Val explained to me that it was good that I had brought Tiffany to her because the nearest burns unit was over 4 hours drive away and the local hospitals do not have any trained staff to deal with burns. However, she cautioned us that due to severity of the burn (that covered more than 20% of her body) Tiffany may need to go to hospital for re-hydration and anti-biotics. But she warned me that the dressing must remain on for 10 days and must not get wet under any circumstances.
Tiffany's fever rose and we had no choice but to have her confined in a local hospital. I told the staff that we had been given strict instructions for the dressing not to be removed. Which they agreed. I left Tiffany at the hospital with her dad (as her mum was working away). Less than an hour later I received a call from a very stressed dad. Just as I had feared, the moment I left the hospital, the new surgeon on duty insisted that Tiffany's dressing be removed, and she was convulsing. Of course, I do understand that a doctor would like to see the extent of the child's wounds if that child was being confined, but surely they would make sure that they could give at least as good a protective dressing as the one they removed?? But no!!!
When I called Val, she was so upset. Aside from the waste of the expensive dressings (of which she only had 1 more piece), she knew that they had put Tiffany's life in danger by exposing her wound.
When I returned to the hospital I wanted to cry when I saw her. I could not believe the flimsy excuse of dressing that they had put on to protect her from infection, and she had been put on the general ward with children with all kinds of sicknesses and diseases. Even the attending Pediatrician asked who had left this child in such a state, and immediately had her put in isolation (which had another patient in but it was considerably better than the general ward).

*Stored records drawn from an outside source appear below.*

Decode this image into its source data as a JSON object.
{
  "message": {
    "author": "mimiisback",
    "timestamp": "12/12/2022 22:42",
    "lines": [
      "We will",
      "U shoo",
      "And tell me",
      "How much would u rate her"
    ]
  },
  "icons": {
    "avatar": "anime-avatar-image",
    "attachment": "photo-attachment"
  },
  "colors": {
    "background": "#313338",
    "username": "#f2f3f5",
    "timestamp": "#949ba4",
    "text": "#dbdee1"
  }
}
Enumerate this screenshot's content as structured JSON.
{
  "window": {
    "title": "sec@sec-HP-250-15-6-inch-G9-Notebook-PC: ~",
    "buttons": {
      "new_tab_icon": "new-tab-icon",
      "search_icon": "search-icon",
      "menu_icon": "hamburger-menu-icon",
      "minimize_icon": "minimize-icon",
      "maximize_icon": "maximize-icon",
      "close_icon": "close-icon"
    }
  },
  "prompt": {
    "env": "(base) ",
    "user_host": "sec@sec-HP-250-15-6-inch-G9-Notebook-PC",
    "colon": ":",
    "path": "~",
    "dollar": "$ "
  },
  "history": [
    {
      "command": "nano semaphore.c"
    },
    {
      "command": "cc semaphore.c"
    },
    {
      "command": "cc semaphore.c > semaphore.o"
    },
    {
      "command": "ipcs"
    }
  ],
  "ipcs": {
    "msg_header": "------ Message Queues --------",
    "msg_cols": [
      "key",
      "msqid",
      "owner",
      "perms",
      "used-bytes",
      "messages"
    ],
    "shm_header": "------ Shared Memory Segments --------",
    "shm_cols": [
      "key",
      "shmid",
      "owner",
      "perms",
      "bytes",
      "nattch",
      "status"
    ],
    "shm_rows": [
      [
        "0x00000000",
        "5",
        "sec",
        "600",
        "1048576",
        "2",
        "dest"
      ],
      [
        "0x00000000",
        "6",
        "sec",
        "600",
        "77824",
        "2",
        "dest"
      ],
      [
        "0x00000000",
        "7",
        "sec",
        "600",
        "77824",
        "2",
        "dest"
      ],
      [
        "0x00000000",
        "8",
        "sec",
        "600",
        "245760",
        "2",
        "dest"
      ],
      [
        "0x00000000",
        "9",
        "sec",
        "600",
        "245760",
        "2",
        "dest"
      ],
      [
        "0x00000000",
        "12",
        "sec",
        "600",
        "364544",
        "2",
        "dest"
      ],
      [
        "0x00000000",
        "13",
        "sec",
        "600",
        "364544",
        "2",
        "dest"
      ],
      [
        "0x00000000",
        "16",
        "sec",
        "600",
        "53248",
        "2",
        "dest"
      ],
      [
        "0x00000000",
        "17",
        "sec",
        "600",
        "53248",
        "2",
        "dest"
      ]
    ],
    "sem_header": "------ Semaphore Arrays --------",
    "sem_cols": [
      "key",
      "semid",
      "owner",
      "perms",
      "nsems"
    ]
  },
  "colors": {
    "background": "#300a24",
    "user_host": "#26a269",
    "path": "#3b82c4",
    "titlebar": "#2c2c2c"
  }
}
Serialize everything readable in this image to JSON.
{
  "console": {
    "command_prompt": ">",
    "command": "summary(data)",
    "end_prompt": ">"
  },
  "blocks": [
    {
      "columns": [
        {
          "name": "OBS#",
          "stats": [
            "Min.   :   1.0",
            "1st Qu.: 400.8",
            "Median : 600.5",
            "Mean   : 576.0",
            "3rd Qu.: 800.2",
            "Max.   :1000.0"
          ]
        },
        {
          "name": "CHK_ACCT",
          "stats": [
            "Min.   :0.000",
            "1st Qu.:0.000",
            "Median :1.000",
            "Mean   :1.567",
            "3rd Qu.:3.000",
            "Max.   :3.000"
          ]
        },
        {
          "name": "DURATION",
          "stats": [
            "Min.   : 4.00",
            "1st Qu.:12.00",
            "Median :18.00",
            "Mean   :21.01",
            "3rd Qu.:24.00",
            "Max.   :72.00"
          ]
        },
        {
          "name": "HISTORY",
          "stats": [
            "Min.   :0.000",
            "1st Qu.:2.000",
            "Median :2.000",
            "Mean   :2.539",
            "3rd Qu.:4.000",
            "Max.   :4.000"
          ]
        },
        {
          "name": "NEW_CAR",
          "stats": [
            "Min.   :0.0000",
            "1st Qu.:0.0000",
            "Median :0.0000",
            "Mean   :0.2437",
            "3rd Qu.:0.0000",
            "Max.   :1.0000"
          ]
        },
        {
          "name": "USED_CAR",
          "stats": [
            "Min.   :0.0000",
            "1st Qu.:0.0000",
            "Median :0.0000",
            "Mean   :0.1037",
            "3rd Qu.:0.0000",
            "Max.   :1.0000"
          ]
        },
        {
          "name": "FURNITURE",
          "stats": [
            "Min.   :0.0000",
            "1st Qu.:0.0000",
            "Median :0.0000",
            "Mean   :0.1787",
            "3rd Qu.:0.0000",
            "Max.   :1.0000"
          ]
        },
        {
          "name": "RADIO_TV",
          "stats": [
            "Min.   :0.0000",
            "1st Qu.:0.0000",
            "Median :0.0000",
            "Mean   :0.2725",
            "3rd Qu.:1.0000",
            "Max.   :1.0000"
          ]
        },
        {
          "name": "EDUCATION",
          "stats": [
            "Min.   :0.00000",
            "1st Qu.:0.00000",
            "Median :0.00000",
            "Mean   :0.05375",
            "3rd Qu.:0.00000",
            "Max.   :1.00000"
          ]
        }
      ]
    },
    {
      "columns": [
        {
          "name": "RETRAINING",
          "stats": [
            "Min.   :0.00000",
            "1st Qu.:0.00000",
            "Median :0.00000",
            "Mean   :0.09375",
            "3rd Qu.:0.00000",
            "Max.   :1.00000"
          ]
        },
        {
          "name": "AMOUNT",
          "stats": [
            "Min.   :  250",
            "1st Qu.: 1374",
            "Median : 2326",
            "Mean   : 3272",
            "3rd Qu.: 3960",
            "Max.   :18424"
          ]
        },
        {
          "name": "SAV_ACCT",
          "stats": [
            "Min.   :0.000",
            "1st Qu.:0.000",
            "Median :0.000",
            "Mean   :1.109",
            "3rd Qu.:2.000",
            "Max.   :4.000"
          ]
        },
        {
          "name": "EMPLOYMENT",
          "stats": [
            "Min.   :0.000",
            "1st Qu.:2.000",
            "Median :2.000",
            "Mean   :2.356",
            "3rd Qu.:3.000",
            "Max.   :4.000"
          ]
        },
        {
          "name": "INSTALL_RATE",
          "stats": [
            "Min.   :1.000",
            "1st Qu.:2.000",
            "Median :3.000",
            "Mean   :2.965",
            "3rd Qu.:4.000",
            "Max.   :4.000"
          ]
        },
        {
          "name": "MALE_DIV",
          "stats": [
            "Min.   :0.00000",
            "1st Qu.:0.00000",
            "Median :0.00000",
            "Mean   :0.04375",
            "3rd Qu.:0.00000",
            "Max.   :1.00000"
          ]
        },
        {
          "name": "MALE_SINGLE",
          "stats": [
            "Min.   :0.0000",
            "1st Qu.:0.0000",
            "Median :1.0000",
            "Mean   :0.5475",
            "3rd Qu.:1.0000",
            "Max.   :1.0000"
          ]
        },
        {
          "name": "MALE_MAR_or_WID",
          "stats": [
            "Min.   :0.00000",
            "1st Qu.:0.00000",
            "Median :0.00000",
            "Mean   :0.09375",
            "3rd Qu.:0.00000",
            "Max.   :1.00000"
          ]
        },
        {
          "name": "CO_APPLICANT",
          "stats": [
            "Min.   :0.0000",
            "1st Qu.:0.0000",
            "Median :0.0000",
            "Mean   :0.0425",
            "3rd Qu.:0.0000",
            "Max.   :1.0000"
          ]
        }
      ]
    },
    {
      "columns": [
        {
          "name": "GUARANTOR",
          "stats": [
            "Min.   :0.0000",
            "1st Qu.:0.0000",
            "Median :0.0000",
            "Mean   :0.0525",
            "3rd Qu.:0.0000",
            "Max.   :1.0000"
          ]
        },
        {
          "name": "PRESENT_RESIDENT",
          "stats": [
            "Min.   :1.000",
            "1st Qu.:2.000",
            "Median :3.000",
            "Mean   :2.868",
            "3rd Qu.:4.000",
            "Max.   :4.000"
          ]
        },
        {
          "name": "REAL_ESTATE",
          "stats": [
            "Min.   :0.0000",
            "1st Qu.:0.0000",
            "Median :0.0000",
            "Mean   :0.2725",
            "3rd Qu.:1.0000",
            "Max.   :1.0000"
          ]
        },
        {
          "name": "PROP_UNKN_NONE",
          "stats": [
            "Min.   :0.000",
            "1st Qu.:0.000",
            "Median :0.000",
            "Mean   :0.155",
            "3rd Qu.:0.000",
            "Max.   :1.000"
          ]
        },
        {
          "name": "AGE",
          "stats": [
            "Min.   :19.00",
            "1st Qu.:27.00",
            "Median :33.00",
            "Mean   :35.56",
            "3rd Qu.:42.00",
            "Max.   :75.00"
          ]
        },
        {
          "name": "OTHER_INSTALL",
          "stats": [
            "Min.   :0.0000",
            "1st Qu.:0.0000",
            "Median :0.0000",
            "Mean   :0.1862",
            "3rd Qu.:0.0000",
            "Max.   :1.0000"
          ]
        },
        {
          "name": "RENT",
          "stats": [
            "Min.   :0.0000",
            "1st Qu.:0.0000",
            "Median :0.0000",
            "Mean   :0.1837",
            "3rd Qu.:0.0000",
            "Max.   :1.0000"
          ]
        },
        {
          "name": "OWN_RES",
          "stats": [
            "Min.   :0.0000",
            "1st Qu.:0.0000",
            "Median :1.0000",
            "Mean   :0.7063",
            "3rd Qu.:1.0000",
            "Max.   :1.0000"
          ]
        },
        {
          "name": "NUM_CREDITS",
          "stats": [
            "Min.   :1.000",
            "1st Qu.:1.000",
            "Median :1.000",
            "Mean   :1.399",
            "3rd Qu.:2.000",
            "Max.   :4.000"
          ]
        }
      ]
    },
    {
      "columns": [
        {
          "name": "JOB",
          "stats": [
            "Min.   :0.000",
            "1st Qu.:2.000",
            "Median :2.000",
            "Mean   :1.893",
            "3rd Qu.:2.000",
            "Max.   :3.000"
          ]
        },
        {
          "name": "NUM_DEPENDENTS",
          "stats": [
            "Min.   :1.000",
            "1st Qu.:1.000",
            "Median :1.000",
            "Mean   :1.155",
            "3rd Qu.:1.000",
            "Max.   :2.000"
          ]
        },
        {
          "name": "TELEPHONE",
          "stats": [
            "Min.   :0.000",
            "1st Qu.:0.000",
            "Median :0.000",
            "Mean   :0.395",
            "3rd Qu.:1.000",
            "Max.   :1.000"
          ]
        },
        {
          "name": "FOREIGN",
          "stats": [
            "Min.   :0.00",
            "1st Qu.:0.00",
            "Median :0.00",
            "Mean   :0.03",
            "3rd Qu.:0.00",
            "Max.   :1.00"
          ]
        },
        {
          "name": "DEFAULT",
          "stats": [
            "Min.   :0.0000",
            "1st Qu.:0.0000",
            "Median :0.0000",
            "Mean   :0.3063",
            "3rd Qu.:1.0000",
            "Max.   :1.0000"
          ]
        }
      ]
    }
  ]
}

I have learned over the years, that it doesn't help to get angry. It only antagonizes people and nothing improves. So Val and I asked nicely if she could come and re-dress Tiffany's wounds (which was strictly against hospital policy for non-staff to be involved with the patients for obvious reasons). However when I showed the chief surgeon the state of the 'new dressing', he had to admit that the child was severely at risk of catching infection, and (as the skin controls the body temperature) there was little hope of her temperature stabling. It took hours of convincing then one kind surgeon offered to change the dressing under Val's supervision in order to satisfy the hospital's requirements and our request was granted (incidentally both surgeons had witnessed Val's skill and success in treating burns, so they knew that Tiffany was in safe hands).
It is normal practice in local hospitals (where there are no burns specialists) to clean severe burns every day and scrape the burn (with absolutely no sedation even for small children). The purpose I'm sure is to keep the wound clean, but in actual fact, every time a dressing is removed, it removes the skin and hinders the healing process. Tiffany would have been subject to having her wound washed (with local tap water) and scraped daily. Thank God for surgeons who had compassion and spared her that!!
I picked up Val to take her to the hospital. She was equipped with scrub suit, baby bath, purified water, sterilized equipment, dressings, anti-histamine meds (to at least dull the pain) and even a table on which to place her equipment.
True to his word, the doctor came and the procedure started. It was hard for me to endure the screams of hysteria as poor Tiffany had to bathe in soapy water so that the flimsy dressing would fall off with minimal pain and damage.
I will never know how on earth the doctors would be able to endure the kicks and screams daily as they would normally bathe their patients wounds without purified soapy water and no pain relief at all, scraping away at the sores!! Thank God that this was the last that Tiffany would have to endure for at least 10 more days!!